Court: District Court, N.D. Texas Number: infdco20190708958 Visitors: 5
Filed: Jul. 03, 2019
Latest Update: Jul. 03, 2019
Summary: MEMORANDUM OPINION AND ORDER JOHN McBRYDE , District Judge . Came on for consideration the motion of defendants, First Command Financial Services, Inc., First Command Financial Planning, Inc., First Command Advisory Services, Inc. 1 , First Command Insurance Services, Inc., and First Command Bank, 2 to partially dismiss. The court, having considered the motion, the response of plaintiffs, Joachim (John) W. Exner ("John"), Claudia Exner ("Claudia"), Exner, Inc. ("EI"), and Exner & Associate
More

MEMORANDUM OPINION AND ORDER

Came on for consideration the motion of defendants, First Command Financial Services, Inc., First Command Financial Planning, Inc., First Command Advisory Services, Inc.1, First Command Insurance Services, Inc., and First Command Bank,2 to partially dismiss. The court, having considered the motion, the response of plaintiffs, Joachim (John) W. Exner ("John"), Claudia Exner ("Claudia"), Exner, Inc. ("EI"), and Exner & Associates, Inc. ("EAI"), the reply, the record, and applicable authorities, finds that the motion should be granted in part.

I.

Plaintiffs' Claims

On March 27, 2019, plaintiffs filed their original complaint in the United States District Court for the Eastern District of Virginia, Alexandra Division.
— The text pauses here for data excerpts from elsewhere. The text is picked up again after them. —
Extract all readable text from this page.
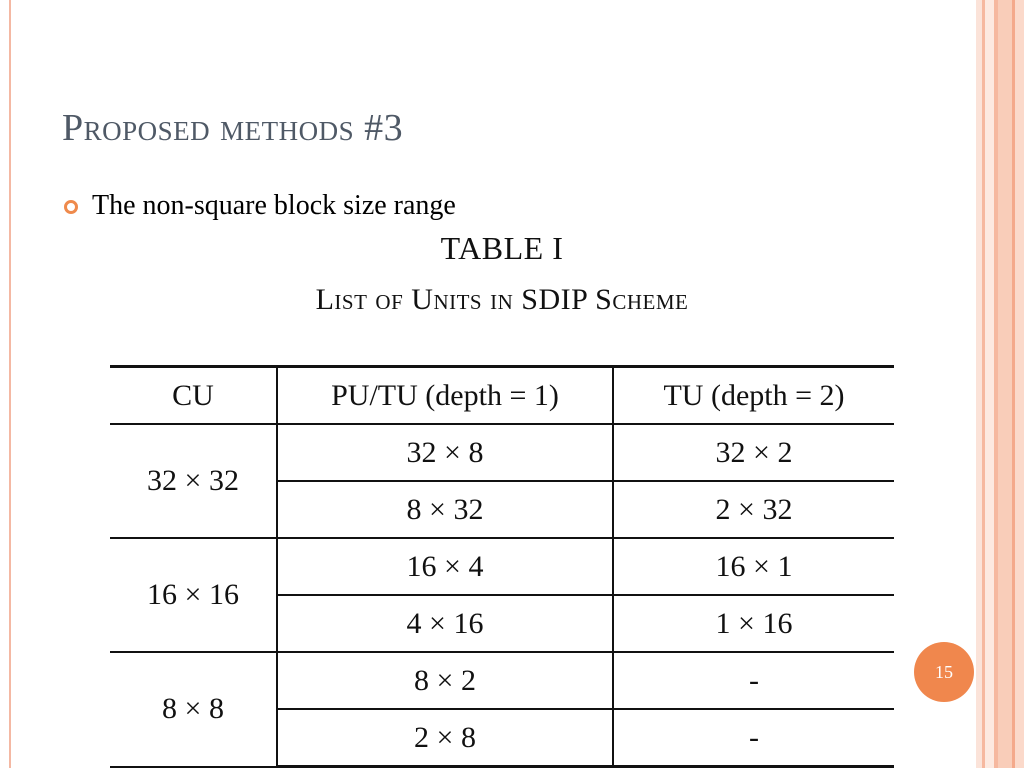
Proposed methods #3
The non-square block size range
TABLE I
List of Units in SDIP Scheme
CU	PU/TU (depth = 1)	TU (depth = 2)
32 × 32	32 × 8	32 × 2
	8 × 32	2 × 32
16 × 16	16 × 4	16 × 1
	4 × 16	1 × 16
8 × 8	8 × 2	-
	2 × 8	-
15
Doc.3 1. On April 12, 2019, they filed their first amended complaint. Doc. 6. In it, plaintiffs allege:

John and Claudia are married and reside in Virginia. Doc. 6, ¶ 11. John is a financial advisor and owner of EI and EAI. Id. Claudia is also a registered financial advisor and owner of EAI. Id. & ¶ 12. EI is the registered owner of eight copyrights, one trademark, and a collection of works entitled "The Consistent Client Experience" ("CCE"), and other intellectual property works. Id. ¶¶ 13, 19. Plaintiffs are engaged in the business of financial planning for active and retired military veterans and their families. Id. ¶ 14. A fundamental aspect of their business is the development and use of trade and business secrets, including copyrighted materials. Id.

In September 2010, John entered into an agreement with defendants to serve as an independent contractor. Id. ¶ 15. As part of John's relationship with defendants, he was required to submit to them copyrighted works for review and approval.4 Id. ¶ 20. In July 2013, John submitted to plaintiffs part of a copyrighted work and was advised that he would not be permitted to use it unless the copyright notice was removed. Id. ¶ 22. John refused to do so. Id. Subsequently, defendants revised the agreement with independent contractors as of December 1, 2014, to include a provision on ownership of intellectual property. Id. ¶ 25, John refused to sign the agreement. Id. ¶¶ 26. On March 27, 2017, defendants terminated John and Claudia, stating that their association would end April 26, 2017. Id. ¶¶ 28, 29.

On March 27, 2017, defendants seized seven computers and related equipment belonging to John and his team. They copied hard drives and gained access to personal information, deleting contacts and numbers from personal devices. Id. ¶ 33. Defendants refused to return confidential information despite demand therefor. Id. ¶¶ 34-36.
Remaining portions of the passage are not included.